Puntare quindi su un impiego parziale, graduale e “facoltativo” del Tfr (come pensano di fare taluni anche delle minoranze interne al sindacato), piuttosto che forzarlo tutto e subito nei fondi pensione, non significa quindi essere alternativi a questo: in ogni caso la linea resterebbe quella di usare i soldi dei lavoratori per finanziare i mercati finanziari. Con forzosità, perché la forzosità perseguita da tempo dal Fondo Monetario Internazionale, e dall’Ocse, e praticata da tutti i governi di destra e di sinistra, non consiste in altro che nel rendere esile e aleatoria la rete di salvataggio della previdenza sociale di base.
Tutto questo ha un senso preciso. Si parla d’insufficienza dell’accumulazione e di scarsità del capitale. Non perché è poco ma perché si assiste ad imponenti distruzioni di capitale nelle Borse valori, ai cosiddetti scandali finanziari, al dilagare della criminalità economica. In quelle sedi si liquidano e si ridistribuiscono ingenti masse di reddito (ad esempio, in soli due giorni, Colaninno ha bruciato in Borsa ventimila miliardi dei 100 concessigli per l’acquisto di Telecom). I fondi pensione forniscono già oggi il 60% dei capitali che circolano nella Borsa di Londra (poco meno a Tokio e New York), senza che i contribuenti ai fondi abbiano alcun titolo per controllarne l’uso. Nel migliore dei casi potrebbero formare associazioni volontarie per propugnare l’uso etico dei fondi. Dentro un “libero” mercato capitalistico (il “turbocapitalismo” di cui parla Luttwack in La dittatura del capitalismo), che non è stato mai uno scenario popolato e mosso da figure morali e virtuose: nemmeno quando i non marxisti credevano (e credono) che con l’assistenzialismo e lo stato sociale keinesiano fosse una cosa diversa da quello di una volta.
Lo “esige” la globalizzazione, che si dispiega anche con la finanziarizzazione che significa speculazione legata allo spostamento del danaro, senza alcun collegamento al credito per la produzione materiale e servizi annessi. Inoltre, con lo spostamento di capitali nei paradisi fiscali, significa un’immensa detassazione che crea il disavanzo dello Stato, che si fa pagare a tutti i cittadini con politiche di risanamento e pareggio di Bilancio: non c’è mai stata nessuna crisi fiscale ma solo una difficoltà dello stato nel finanziare le imprese.
Dietro ci sono delle autentiche teologie, come quella : “datemi del capitale e cambierò il mondo”. I tassi di formazione del profitto non sono mai stati così alti.

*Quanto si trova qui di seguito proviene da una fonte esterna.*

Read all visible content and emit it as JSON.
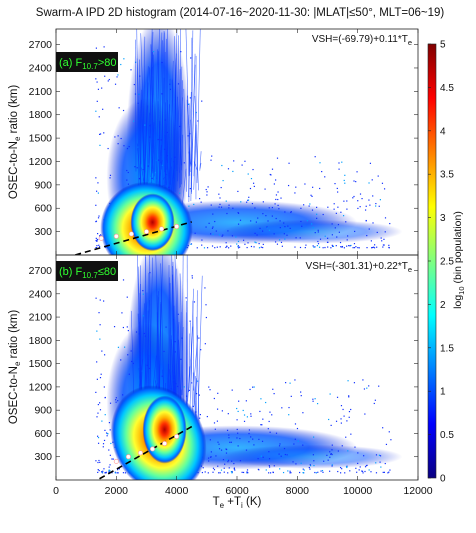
{
  "title": "Swarm-A IPD 2D histogram (2014-07-16~2020-11-30: |MLAT|≤50°, MLT=06~19)",
  "xlabel": {
    "base": "T",
    "sub1": "e",
    "mid": " +T",
    "sub2": "i",
    "tail": " (K)"
  },
  "ylabel": {
    "base": "OSEC-to-N",
    "sub": "e",
    "tail": " ratio (km)"
  },
  "colorbar": {
    "label": "log",
    "label_sub": "10",
    "label_tail": " (bin population)",
    "ticks": [
      "0",
      "0.5",
      "1",
      "1.5",
      "2",
      "2.5",
      "3",
      "3.5",
      "4",
      "4.5",
      "5"
    ],
    "colors": [
      "#0a0080",
      "#0000ff",
      "#0080ff",
      "#00ffff",
      "#80ff80",
      "#ffff00",
      "#ff8000",
      "#ff0000",
      "#800000"
    ]
  },
  "chart_data": [
    {
      "type": "heatmap",
      "panel": "upper",
      "tag": "(a) F",
      "tag_sub": "10.7",
      "tag_cond": ">80",
      "fit_label": "VSH=(-69.79)+0.11*T",
      "fit_sub": "e",
      "fit": {
        "intercept": -69.79,
        "slope": 0.11
      },
      "xlim": [
        0,
        12000
      ],
      "ylim": [
        0,
        2900
      ],
      "yticks": [
        "300",
        "600",
        "900",
        "1200",
        "1500",
        "1800",
        "2100",
        "2400",
        "2700"
      ],
      "peak": {
        "x": 3200,
        "y": 420
      },
      "mean_points": [
        [
          1500,
          215
        ],
        [
          2000,
          240
        ],
        [
          2500,
          270
        ],
        [
          3000,
          300
        ],
        [
          3500,
          335
        ],
        [
          4000,
          365
        ]
      ]
    },
    {
      "type": "heatmap",
      "panel": "lower",
      "tag": "(b) F",
      "tag_sub": "10.7",
      "tag_cond": "≤80",
      "fit_label": "VSH=(-301.31)+0.22*T",
      "fit_sub": "e",
      "fit": {
        "intercept": -301.31,
        "slope": 0.22
      },
      "xlim": [
        0,
        12000
      ],
      "ylim": [
        0,
        2900
      ],
      "xticks": [
        "0",
        "2000",
        "4000",
        "6000",
        "8000",
        "10000",
        "12000"
      ],
      "yticks": [
        "300",
        "600",
        "900",
        "1200",
        "1500",
        "1800",
        "2100",
        "2400",
        "2700"
      ],
      "peak": {
        "x": 3600,
        "y": 650
      },
      "mean_points": [
        [
          2000,
          240
        ],
        [
          2400,
          300
        ],
        [
          2800,
          350
        ],
        [
          3200,
          400
        ],
        [
          3600,
          470
        ],
        [
          4000,
          560
        ]
      ]
    }
  ]
}
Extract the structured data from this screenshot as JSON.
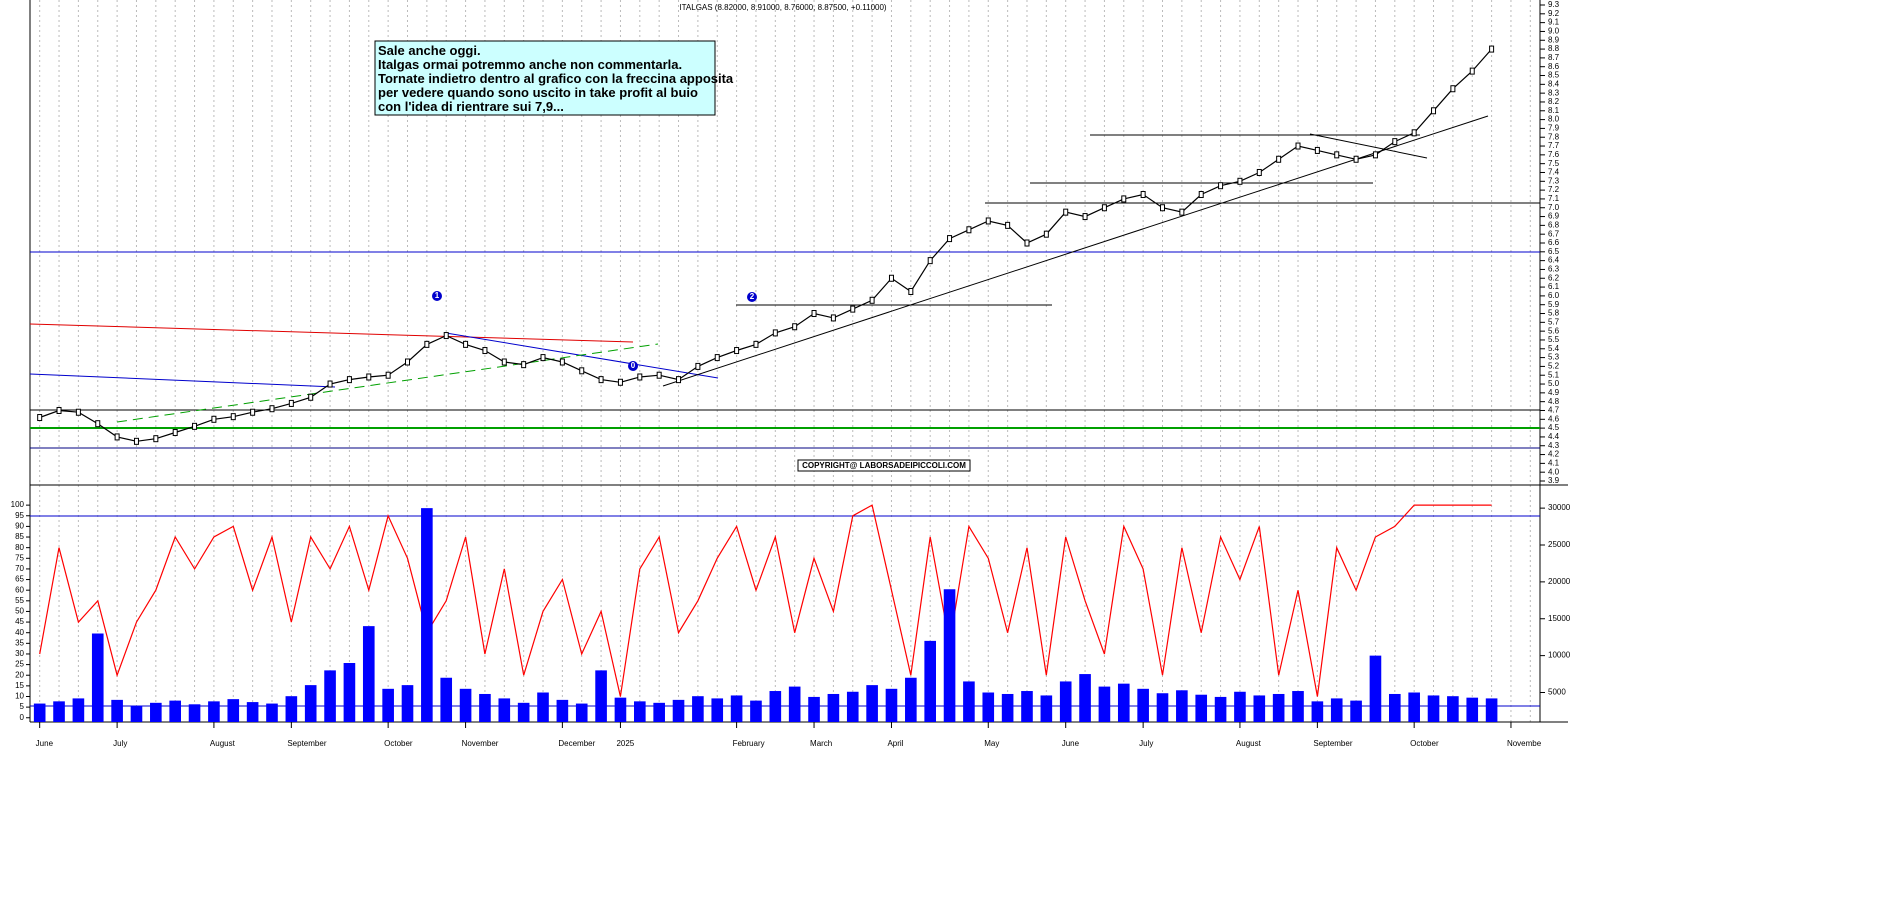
{
  "chart_data": [
    {
      "type": "line",
      "title": "ITALGAS (8.82000, 8.91000, 8.76000, 8.87500, +0.11000)",
      "categories": [
        "June",
        null,
        null,
        null,
        "July",
        null,
        null,
        null,
        null,
        "August",
        null,
        null,
        null,
        "September",
        null,
        null,
        null,
        null,
        "October",
        null,
        null,
        null,
        "November",
        null,
        null,
        null,
        null,
        "December",
        null,
        null,
        "2025",
        null,
        null,
        null,
        null,
        null,
        "February",
        null,
        null,
        null,
        "March",
        null,
        null,
        null,
        "April",
        null,
        null,
        null,
        null,
        "May",
        null,
        null,
        null,
        "June",
        null,
        null,
        null,
        "July",
        null,
        null,
        null,
        null,
        "August",
        null,
        null,
        null,
        "September",
        null,
        null,
        null,
        null,
        "October",
        null,
        null,
        null,
        null,
        "Novembe",
        null
      ],
      "series": [
        {
          "color": "#000000",
          "values": [
            4.62,
            4.7,
            4.68,
            4.55,
            4.4,
            4.35,
            4.38,
            4.45,
            4.52,
            4.6,
            4.63,
            4.68,
            4.72,
            4.78,
            4.85,
            5.0,
            5.05,
            5.08,
            5.1,
            5.25,
            5.45,
            5.55,
            5.45,
            5.38,
            5.25,
            5.22,
            5.3,
            5.25,
            5.15,
            5.05,
            5.02,
            5.08,
            5.1,
            5.05,
            5.2,
            5.3,
            5.38,
            5.45,
            5.58,
            5.65,
            5.8,
            5.75,
            5.85,
            5.95,
            6.2,
            6.05,
            6.4,
            6.65,
            6.75,
            6.85,
            6.8,
            6.6,
            6.7,
            6.95,
            6.9,
            7.0,
            7.1,
            7.15,
            7.0,
            6.95,
            7.15,
            7.25,
            7.3,
            7.4,
            7.55,
            7.7,
            7.65,
            7.6,
            7.55,
            7.6,
            7.75,
            7.85,
            8.1,
            8.35,
            8.55,
            8.8,
            null,
            null
          ]
        }
      ],
      "ylim": [
        3.9,
        9.3
      ],
      "yticks": [
        3.9,
        {
          "value": 4,
          "label": "4.0"
        },
        4.1,
        4.2,
        4.3,
        4.4,
        4.5,
        4.6,
        4.7,
        4.8,
        4.9,
        {
          "value": 5,
          "label": "5.0"
        },
        5.1,
        5.2,
        5.3,
        5.4,
        5.5,
        5.6,
        5.7,
        5.8,
        5.9,
        {
          "value": 6,
          "label": "6.0"
        },
        6.1,
        6.2,
        6.3,
        6.4,
        6.5,
        6.6,
        6.7,
        6.8,
        6.9,
        {
          "value": 7,
          "label": "7.0"
        },
        7.1,
        7.2,
        7.3,
        7.4,
        7.5,
        7.6,
        7.7,
        7.8,
        7.9,
        {
          "value": 8,
          "label": "8.0"
        },
        8.1,
        8.2,
        8.3,
        8.4,
        8.5,
        8.6,
        8.7,
        8.8,
        8.9,
        {
          "value": 9,
          "label": "9.0"
        },
        9.1,
        9.2,
        9.3
      ],
      "annotation": [
        "Sale anche oggi.",
        "Italgas ormai potremmo anche non commentarla.",
        "Tornate indietro dentro al grafico con la freccina apposita",
        "per vedere quando sono uscito in take profit al buio",
        "con l'idea di rientrare sui 7,9..."
      ],
      "markers": [
        "1",
        "2",
        "0"
      ],
      "copyright": "COPYRIGHT@ LABORSADEIPICCOLI.COM"
    },
    {
      "type": "line",
      "series": [
        {
          "color": "#ff0000",
          "values": [
            30,
            80,
            45,
            55,
            20,
            45,
            60,
            85,
            70,
            85,
            90,
            60,
            85,
            45,
            85,
            70,
            90,
            60,
            95,
            75,
            40,
            55,
            85,
            30,
            70,
            20,
            50,
            65,
            30,
            50,
            10,
            70,
            85,
            40,
            55,
            75,
            90,
            60,
            85,
            40,
            75,
            50,
            95,
            100,
            60,
            20,
            85,
            35,
            90,
            75,
            40,
            80,
            20,
            85,
            55,
            30,
            90,
            70,
            20,
            80,
            40,
            85,
            65,
            90,
            20,
            60,
            10,
            80,
            60,
            85,
            90,
            100,
            100,
            100,
            100,
            100,
            null,
            null
          ]
        },
        {
          "color": "#0000ff",
          "axis": "y2",
          "type": "bar",
          "values": [
            3500,
            3800,
            4200,
            13000,
            4000,
            3200,
            3600,
            3900,
            3400,
            3800,
            4100,
            3700,
            3500,
            4500,
            6000,
            8000,
            9000,
            14000,
            5500,
            6000,
            30000,
            7000,
            5500,
            4800,
            4200,
            3600,
            5000,
            4000,
            3500,
            8000,
            4300,
            3800,
            3600,
            4000,
            4500,
            4200,
            4600,
            3900,
            5200,
            5800,
            4400,
            4800,
            5100,
            6000,
            5500,
            7000,
            12000,
            19000,
            6500,
            5000,
            4800,
            5200,
            4600,
            6500,
            7500,
            5800,
            6200,
            5500,
            4900,
            5300,
            4700,
            4400,
            5100,
            4600,
            4800,
            5200,
            3800,
            4200,
            3900,
            10000,
            4800,
            5000,
            4600,
            4500,
            4300,
            4200,
            null,
            null
          ]
        }
      ],
      "ylim": [
        -2,
        109
      ],
      "yticks": [
        0,
        5,
        10,
        15,
        20,
        25,
        30,
        35,
        40,
        45,
        50,
        55,
        60,
        65,
        70,
        75,
        80,
        85,
        90,
        95,
        100
      ],
      "y2lim": [
        1000,
        33000
      ],
      "y2ticks": [
        5000,
        10000,
        15000,
        20000,
        25000,
        30000
      ]
    }
  ]
}
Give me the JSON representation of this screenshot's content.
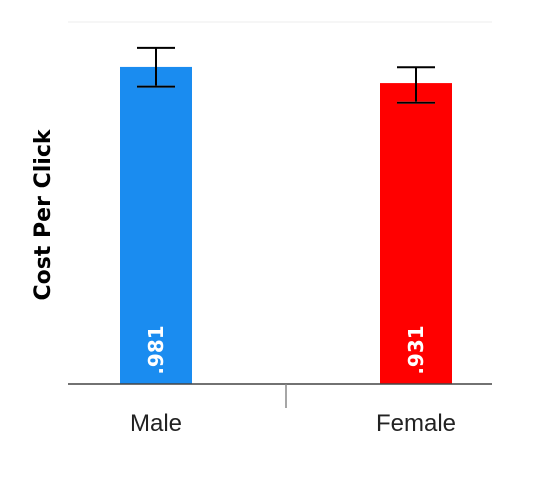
{
  "chart_data": {
    "type": "bar",
    "categories": [
      "Male",
      "Female"
    ],
    "values": [
      0.981,
      0.931
    ],
    "value_labels": [
      ".981",
      ".931"
    ],
    "error_bars": [
      [
        0.92,
        1.04
      ],
      [
        0.87,
        0.98
      ]
    ],
    "colors": [
      "#1a8cf0",
      "#ff0000"
    ],
    "title": "",
    "xlabel": "",
    "ylabel": "Cost Per Click",
    "ylim": [
      0,
      1.12
    ],
    "grid": false
  }
}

Questo dimostra che l’insufficienza di capitale deriva da due punti di crisi, tradizionali della critica comunista al capitalismo:
1) il capitale subisce una distruzione continua, con una velocità che sembra aumentare con il tempo;
2) la società capitalistica realizza sempre di più il suo consenso distribuendo rendite.
Trattasi di un problema cruciale dell’accumulazione capitalistica e delle istituzioni che la governano. Per questo passare la gestione del risparmio collettivo, da “entità economiche di diritto pubblico” a “entità di diritto privato” (come un fondo comune d’investimento o una compagnia di assicurazione), è diventato un veicolo dell’azione politica di tutti quelli che vogliono andare o restare al governo. Un elemento di specificazione dei governi di destra e di “sinistra”, sul terreno delle politiche retributive e di ridistribuzione del reddito, volte a spostare ricchezza da salari e risparmio al capitale, con la politica dei redditi. Anche se rispetto a quella di “capitale” la nozione di “risparmio” è poco significativa, è così che la maggior parte delle popolazioni dei paesi industriali, in via forzosa o in via volontaria, è costretta a partecipare ai processi di accumulazione e a mettere ingenti risorse a disposizione del capitale finanziario.
<Non si è quindi “alternativi” difendendo le pensioni o lo stato sociale come si crede nel sindacato (anche nelle minoranze). Le pensioni come lo stato sociale si difendono attaccando il potere d’impresa che oltrepassa l’ambito meramente economico e si esercita sullo stato per il tramite di un “suo” governo. Se si è contro la “Nuova Economia” e per una “Nuova Economia Politica”.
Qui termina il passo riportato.